I’m trying a new (for me) content marketing strategy and I’d love to get feedback.

The landing page is https://dnsimple.com/how-to-transfer-without-downtime

The PDF is a checklist and flow chart. You can use the check list to make sure you’ve taken all of the steps necessary to transfer a domain from one registrar to another. It’s not registrar specific - it’ll be valid for most any registrar that sells generic top-level domains.

If you are not signed in, then you see an email input field. You enter your email address and receive an email with a link to the PDF. In that email there is also a link to join the mailing list, but the visitor does not have to join.

If you are logged in your get a direct link to download the PDF.

I just launched this today via a blog post and tweets. Time will tell how well it works, and I’ll report back with results, but if you have feedback today on how I might be able to improve it, fire away!


#2

Update 1: so far there hasn’t been much uptake (in the 10’s of downloads). I am going to begin promoting the content through the home page within the next few days, and see if that helps drum up interest.


#3

@aeden while the idea seems good, there is no “do it now!” factor to it.

I liked the pdf file you are giving, but thought to myself “I’m not moving my domain now, I’ll come back when (if) I ever need to move my domain”.

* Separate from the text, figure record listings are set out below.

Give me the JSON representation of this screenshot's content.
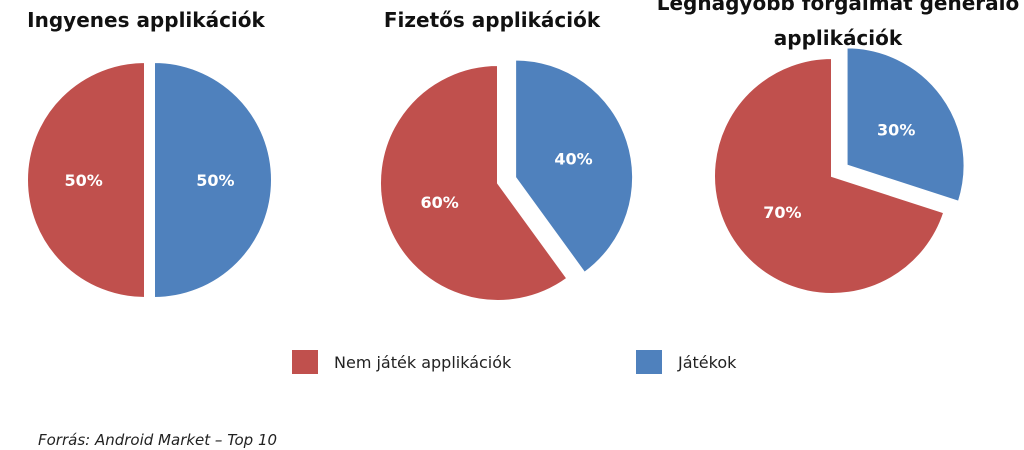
{
  "colors": {
    "nem_jatek": "#C0504D",
    "jatekok": "#4F81BD"
  },
  "legend": [
    {
      "label": "Nem játék applikációk",
      "color": "#C0504D"
    },
    {
      "label": "Játékok",
      "color": "#4F81BD"
    }
  ],
  "source": "Forrás: Android Market – Top 10",
  "chart_data": [
    {
      "type": "pie",
      "title": "Ingyenes applikációk",
      "slices": [
        {
          "name": "Nem játék applikációk",
          "value": 50,
          "label": "50%",
          "exploded": false
        },
        {
          "name": "Játékok",
          "value": 50,
          "label": "50%",
          "exploded": true
        }
      ]
    },
    {
      "type": "pie",
      "title": "Fizetős applikációk",
      "slices": [
        {
          "name": "Nem játék applikációk",
          "value": 60,
          "label": "60%",
          "exploded": false
        },
        {
          "name": "Játékok",
          "value": 40,
          "label": "40%",
          "exploded": true
        }
      ]
    },
    {
      "type": "pie",
      "title": "Legnagyobb forgalmat generáló applikációk",
      "slices": [
        {
          "name": "Nem játék applikációk",
          "value": 70,
          "label": "70%",
          "exploded": false
        },
        {
          "name": "Játékok",
          "value": 30,
          "label": "30%",
          "exploded": true
        }
      ]
    }
  ]
}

You need to offer something that is useful Now. Still offer the current pdf, as it’s useful, but add something that makes the offer more compelling.


#4

Thanks, that’s a really good point. I bet I could do something for the topic of email deliverability and it would be a bit more interesting because of the “oh crap what if my emails aren’t getting delivered” reaction. I’m going to roll around the idea a bit more and see what I can come up with.


#5

One thought that occurs to me, is that if your paper addresses particular questions, error messages, warnings, or issues that arise during the domain transfer process, you might break these out into separate, SEO-friendly posts.

I’m regularly surprised and amused by the “long tail” nature of some of my StackOverflow answers (for Rails 3 or Node, for example), which still receive regular upvotes even three or four years after posting. (And Googling their content shows why.)

Now SO carries more SEO weight than the average site, of course, but if I had written those answers up on a blog, wouldn’t that traffic be mine instead?